Анатолий Шишко - Конец здравого смысла (сборник)
— Можно ли здесь итти против течения? И я теперь с новой верой говорю себе, что можно! Я делаю последнюю ставку. И я и ты, мы когда-то верили, что личность должна итти вразрез с массой, так как масса слепа и консервативна, несмотря ни на какую революционность. Для того, чтобы истина имела силу жизни, достаточно двух.

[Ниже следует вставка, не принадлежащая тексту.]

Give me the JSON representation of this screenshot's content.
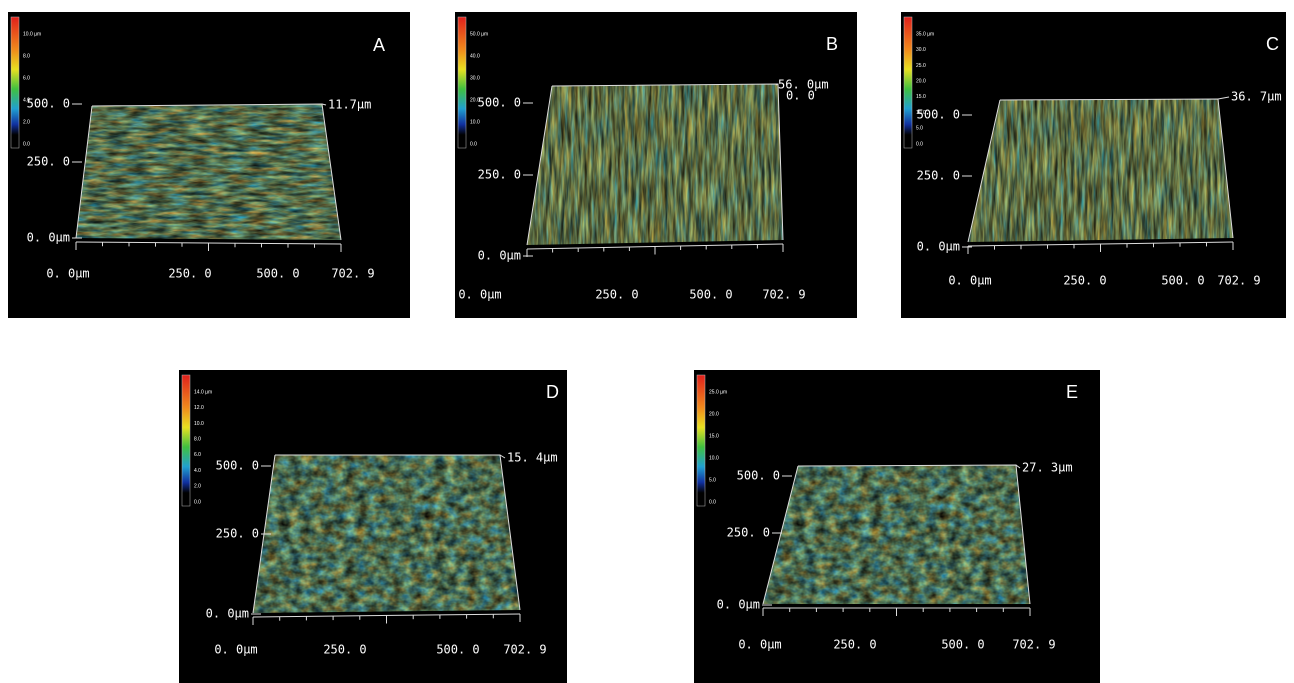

Помнишь, я тебе говорил, что такие люди, как мы, которые одинаково понимают, которые наиболее надежны, которые наиболее глубоко чувствуют всю трагедию совершающегося, — должны основать из себя «церковь», чтобы сохранить на земле хотя бы в ничтожном количестве ту общечеловеческую правду и истину, которую мы носим в себе. Нам не нужно множества, потому что множество не есть показатель истинности. Истина всегда зреет в единицах и в них может храниться, как в ковчеге завета, пока не придут времена.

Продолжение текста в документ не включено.